Opinion
CRIMINAL ACTION NO. 18-223
09-21-2018
SURRICK, J. MEMORANDUM
Presently before the Court is Defendant Julian Terrell Turk's Motion to Dismiss the Indictment (ECF No. 31). For the following reasons, Defendant's Motion will be denied.
I. BACKGROUND
On May 24, 2018, the Government filed a one-count Indictment alleging that Defendant Julian Terrell Turk made a threat in violation of 18 U.S.C. 875(c). The Indictment states:
1. On or about May 3, 2018, in Levittown, in the Eastern District of Pennsylvania, defendant JULIAN TERRELL TURK contacted Person #1, known to the grand jury, in Los Angeles, California, by a cellular telephone call using the internet telephone service WhatsApp, and told Person #1 that defendant TURK, intended to assault D.A. on sight so severely that D.A. would require hospitalization, and also intended to assault D.A.'s wife.
2. On or about May 3, 2018, in Levittown, in the Eastern District of Pennsylvania, and elsewhere, defendant JULIAN TERRELL TURK knowingly and willfully transmitted in interstate commerce a threatening communication to others, that is, an internet telephone call containing a threat to injure another person, by threatening to assault D.A., and D.A.'s wife.
(Indictment, ECF No. 14.)In violation of Title 18, United States Code, Section 875(c).
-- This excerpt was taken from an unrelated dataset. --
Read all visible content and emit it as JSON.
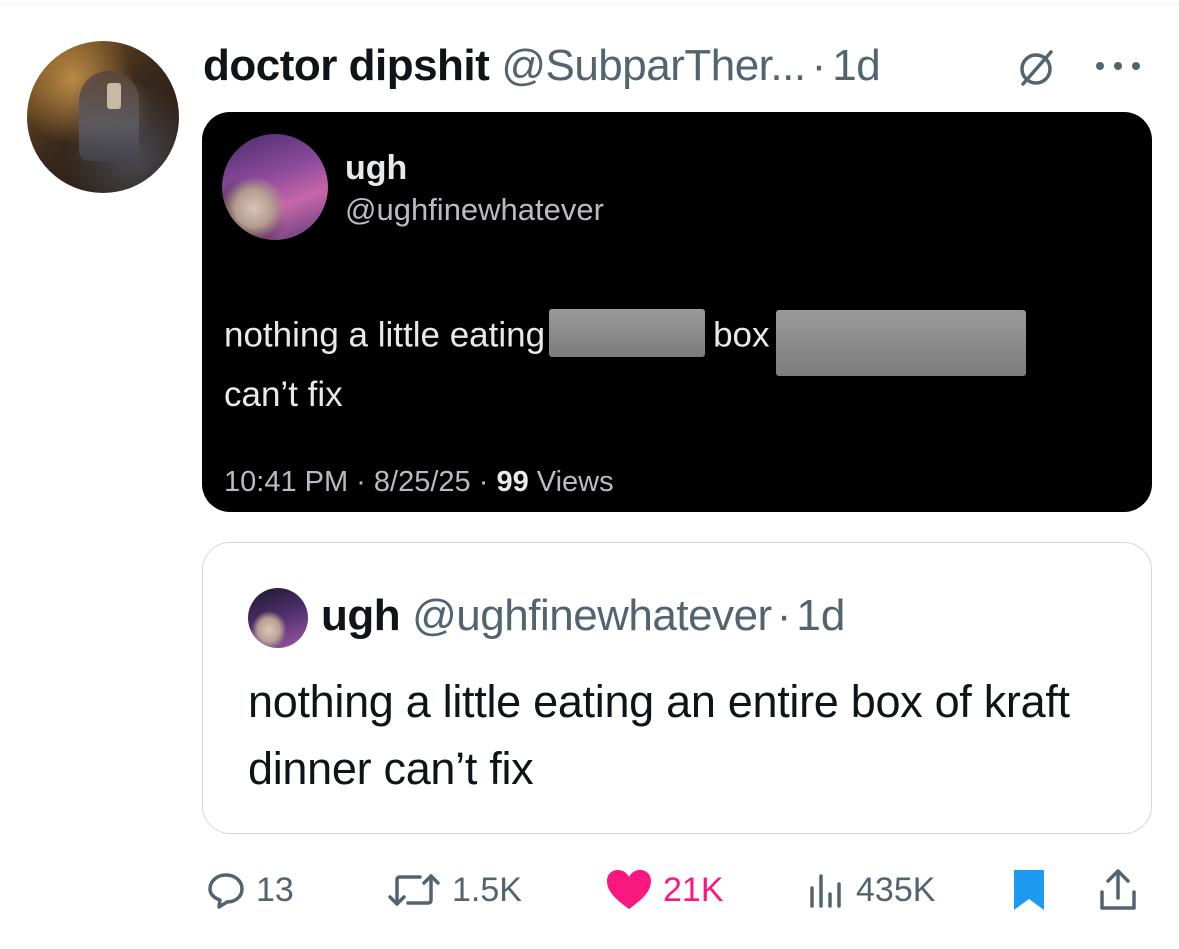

On September 7, 2018, Turk filed a Motion to Dismiss the Indictment pursuant to Rule 12(b) of the Federal Rules of Criminal Procedure, arguing the Indictment "fails to set forth all the essential elements of the offense." (Mot. to Dismiss ¶ 7) The Government filed a Response to Defendant's Motion on September 14, 2018 (ECF No. 32) and the Court heard oral argument regarding the Motion and Response on September 19, 2018.
II. LEGAL STANDARD
The Federal Rules of Criminal Procedure require that an indictment "be a plain, concise, and definite written statement of the essential facts constituting the offense charged." Fed. R. Crim. P. 7(c)(1). An indictment is sufficient if it "(1) contains the elements of the offense intended to be charged, (2) sufficiently apprises the defendant of what he must be prepared to meet, and (3) allows the defendant to show with accuracy to what extent he may plead a former acquittal or conviction in the event of a subsequent prosecution." United States v. Huet, 665 F.3d 588, 595 (3d Cir. 2012) (citation omitted). In addition, "the Federal Rules 'were designed to eliminate technicalities in criminal pleadings and are to be construed to secure simplicity in procedure.'" United States v. Resendiz-Ponce, 549 U.S. 102, 110 (2007) (quoting United States v. Debrow, 346 U.S. 374, 376 (1953)).
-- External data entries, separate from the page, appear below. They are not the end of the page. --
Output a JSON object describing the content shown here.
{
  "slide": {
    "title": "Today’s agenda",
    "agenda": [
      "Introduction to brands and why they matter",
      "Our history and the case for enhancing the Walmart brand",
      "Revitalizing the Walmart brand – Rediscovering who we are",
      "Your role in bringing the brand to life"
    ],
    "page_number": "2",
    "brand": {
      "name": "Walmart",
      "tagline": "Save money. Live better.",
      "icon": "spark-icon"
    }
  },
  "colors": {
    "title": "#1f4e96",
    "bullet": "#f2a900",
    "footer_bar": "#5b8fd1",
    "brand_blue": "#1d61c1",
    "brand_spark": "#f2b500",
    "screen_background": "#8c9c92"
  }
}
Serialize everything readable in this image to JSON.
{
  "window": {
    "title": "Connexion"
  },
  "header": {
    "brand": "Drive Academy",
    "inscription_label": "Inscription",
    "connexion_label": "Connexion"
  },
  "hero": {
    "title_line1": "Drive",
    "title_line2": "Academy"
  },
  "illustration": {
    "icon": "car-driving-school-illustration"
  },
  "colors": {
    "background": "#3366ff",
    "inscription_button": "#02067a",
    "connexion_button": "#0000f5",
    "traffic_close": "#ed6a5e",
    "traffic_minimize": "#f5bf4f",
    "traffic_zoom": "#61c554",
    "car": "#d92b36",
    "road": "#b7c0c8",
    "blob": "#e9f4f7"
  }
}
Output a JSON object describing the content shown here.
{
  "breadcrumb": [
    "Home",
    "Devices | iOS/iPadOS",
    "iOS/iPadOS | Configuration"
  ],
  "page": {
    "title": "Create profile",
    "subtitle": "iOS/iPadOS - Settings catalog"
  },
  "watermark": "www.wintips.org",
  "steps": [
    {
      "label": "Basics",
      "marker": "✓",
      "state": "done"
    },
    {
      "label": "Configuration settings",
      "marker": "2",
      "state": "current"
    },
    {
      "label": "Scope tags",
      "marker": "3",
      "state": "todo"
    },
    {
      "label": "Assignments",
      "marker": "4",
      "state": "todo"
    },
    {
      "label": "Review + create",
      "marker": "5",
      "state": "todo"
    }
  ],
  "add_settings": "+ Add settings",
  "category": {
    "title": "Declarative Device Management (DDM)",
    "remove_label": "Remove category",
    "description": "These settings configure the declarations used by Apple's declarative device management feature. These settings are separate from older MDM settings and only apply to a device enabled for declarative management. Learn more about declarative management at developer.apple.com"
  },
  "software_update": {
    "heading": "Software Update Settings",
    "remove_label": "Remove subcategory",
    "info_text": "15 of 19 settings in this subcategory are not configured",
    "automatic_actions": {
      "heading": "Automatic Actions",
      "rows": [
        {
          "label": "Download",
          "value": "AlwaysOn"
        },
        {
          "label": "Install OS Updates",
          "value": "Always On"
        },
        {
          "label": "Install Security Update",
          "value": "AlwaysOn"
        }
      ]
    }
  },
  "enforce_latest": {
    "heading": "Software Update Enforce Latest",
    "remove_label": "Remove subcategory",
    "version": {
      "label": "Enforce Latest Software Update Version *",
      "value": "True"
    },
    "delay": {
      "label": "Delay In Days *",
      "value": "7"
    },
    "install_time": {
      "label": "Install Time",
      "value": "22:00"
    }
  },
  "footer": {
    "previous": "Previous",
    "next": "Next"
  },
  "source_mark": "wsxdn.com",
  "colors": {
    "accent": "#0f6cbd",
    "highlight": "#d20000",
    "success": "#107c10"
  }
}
Federal Rule of Criminal Procedure 12(b)(3) authorizes a court to dismiss an indictment prior to trial if the indictment fails to state an offense. Fed. R. Crim. P. 12(b)(3)(B)(v). "[I]f an indictment fails to charge an essential element of the crime, it fails to state an offense." Huet, 665 F.3d at 595. "Although there are exceptions, the 'general rule' is that a guilty mind is 'a necessary element in the indictment and proof of every crime.'" Elonis v. United States, 135 S. Ct. 2001, 2003 (2015) (quoting United States v. Balint, 258 U.S. 250, 251 (1922)). A district court must accept as true the factual allegations set forth in the indictment when assessing a motion to dismiss under Rule 12. United States v. Sampson, 371 U.S. 75, 78-79 (1962); United States v. Besmajian, 910 F.2d 1153, 1154 (3d Cir. 1990).
III. DISCUSSION
A. Parties' Contentions
Defendant argues the Indictment fails to identify probable cause for every element of the offense and should be dismissed pursuant to Rule 12(b) for failure to state an offense. (Mot. to Dismiss ¶¶ 6-7.) Specifically, Defendant argues that the Indictment does not meet the mens rea requirement as set forth in Elonis. (Mot. to Dismiss ¶¶ 6-7.) In Elonis, the Court stated that an indictment under Section 875(c) must allege the defendant had the subjective intent to convey a threat to injure others. 135 S. Ct. at 2011. Defendant primarily relies on an Eleventh Circuit case, United States v. Martinez, 800 F.3d 1293 (11th Cir. 2015), in which the court dismissed an indictment similar to the one here for failing to include a mens rea allegation regarding intent to communicate a threat. (Mot. to Dismiss ¶¶ 4-6.)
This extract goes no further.